Appellee's motion for rehearing has two objects: (1) to secure a reversal of our former opinion; and (2) its clarification in respect of the remittitur.

2

As to the first object, appellee's reference to Georgia authorities1 and his claim that they convict this court of error in reversing the judgment below, entirely misconceive the effect of our opinion. These authorities merely hold that Georgia reconciles the divergent authorities on the measure of damages for trees wrongfully felled by declaring this measure is the diminution in the market value of the realty unless the value of the trees plus the incidental damage to the realty exceeds the diminution in market value.

3

These authorities do not deal remotely with the law which is determinative here, that in Georgia, as generally elsewhere, in a suit for damages flowing from a temporary nuisance, there is no basis for the submission of the issue of permanent damage to the land.

4

We reversed, not for want of testimony2 that the realty had been damaged, but because, the nuisance being temporary, permanent damages were not recoverable.

5

In respect of the remittitur, we agree with appellee that the opinion does need clarifying. Declaring "that the judgment which this court should give is not one of reversal for trial anew but one of conditional affirmance requiring the appellee to remit and appellants to accept a remittitur * * *", the opinion then goes on to confer what seems to be a double option, an option upon appellee to remit and an option upon appellants to accept, with the result that the remittitur will not be effective unless both agree to it.
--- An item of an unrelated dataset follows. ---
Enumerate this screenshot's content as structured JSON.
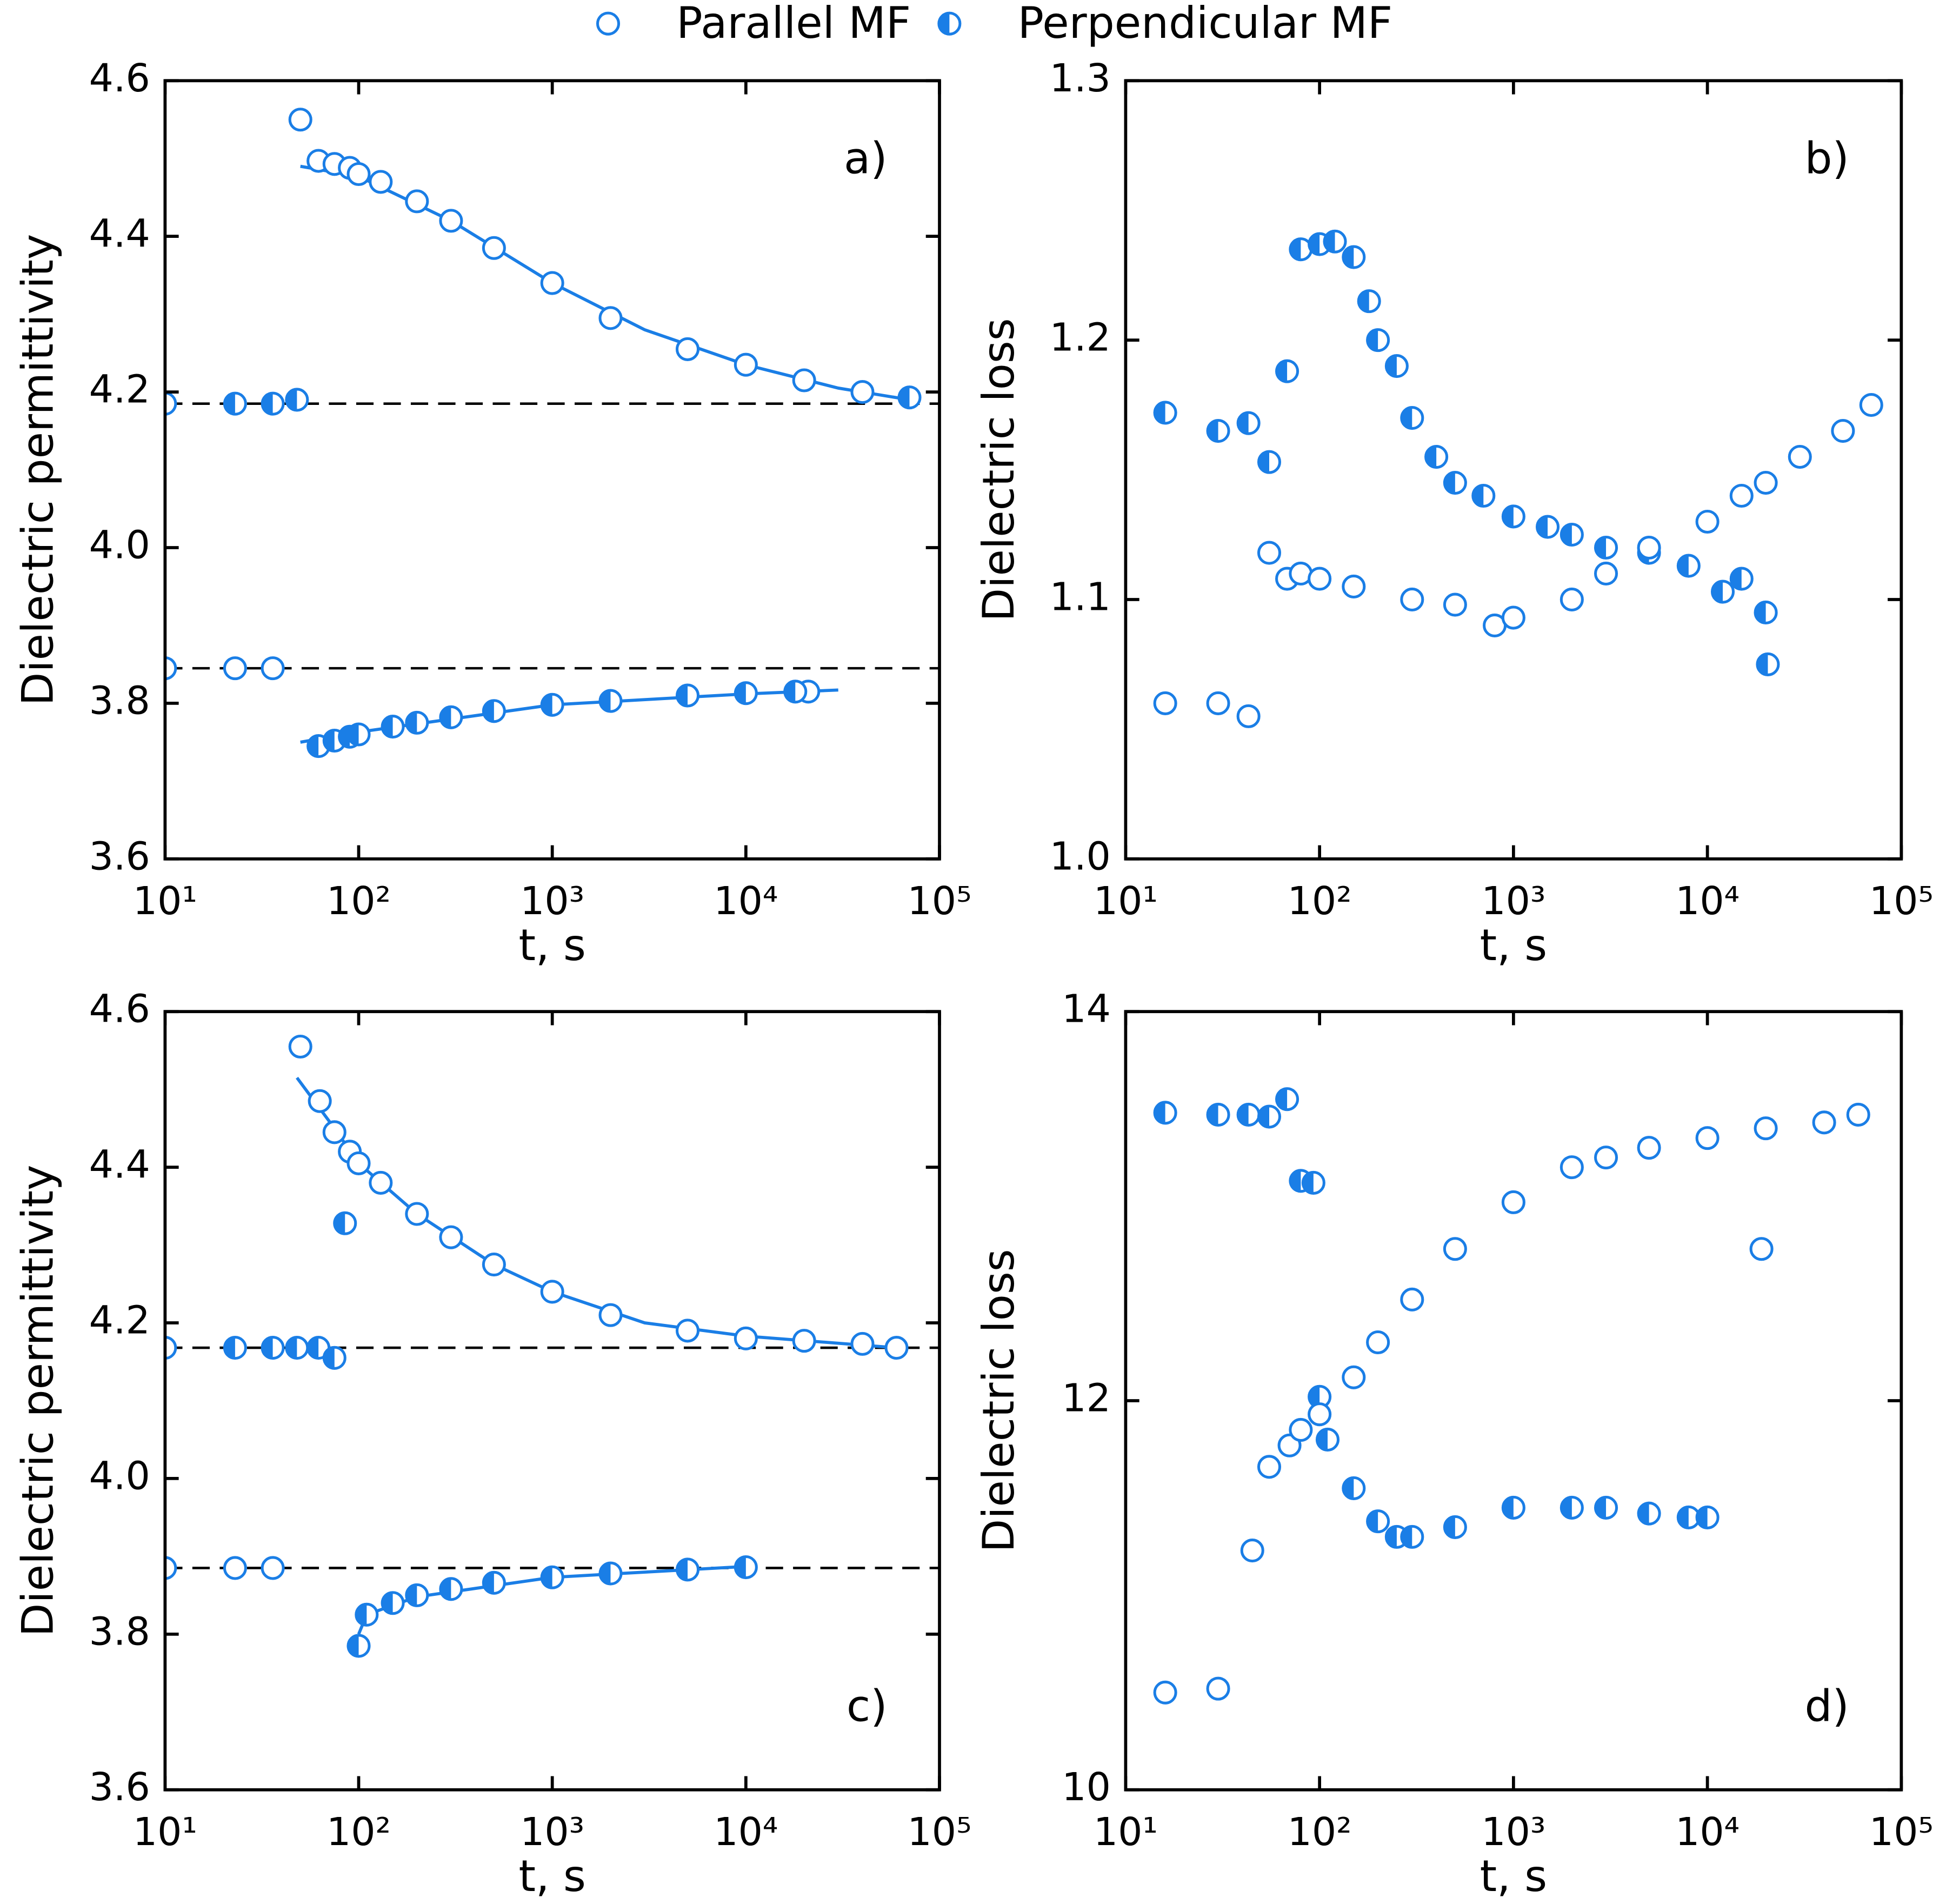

It was, and is, the intention of the opinion, not to compel appellee to remit, but to give him an option to do so, upon pain of reversal if he does not.

6

It was not the intention of the opinion to permit appellants to refuse the remittitur and cast the full costs on appellee. The last paragraph of the opinion is, therefore amended to strike from it the words "and accepted" in the two places in the paragraph where they appear, with the result that if appellee enters the remittitur, the judgment as reduced will be affirmed with costs divided.

7

The motion for rehearing is otherwise denied.

Notes:

1. Mill Town Lumber Co. v. Carter, 5 Ga. App. 344, 63 S.E. 270; McConnell Bros. v. Slappey, 134 Ga. 95, 67 S.E. 440, 441; Holcombe v. Jones, 197 Ga. 825, 30 S. E.2d 903.

2. We stated expressly that there was testimony "that the contamination had hurt land values along the creek."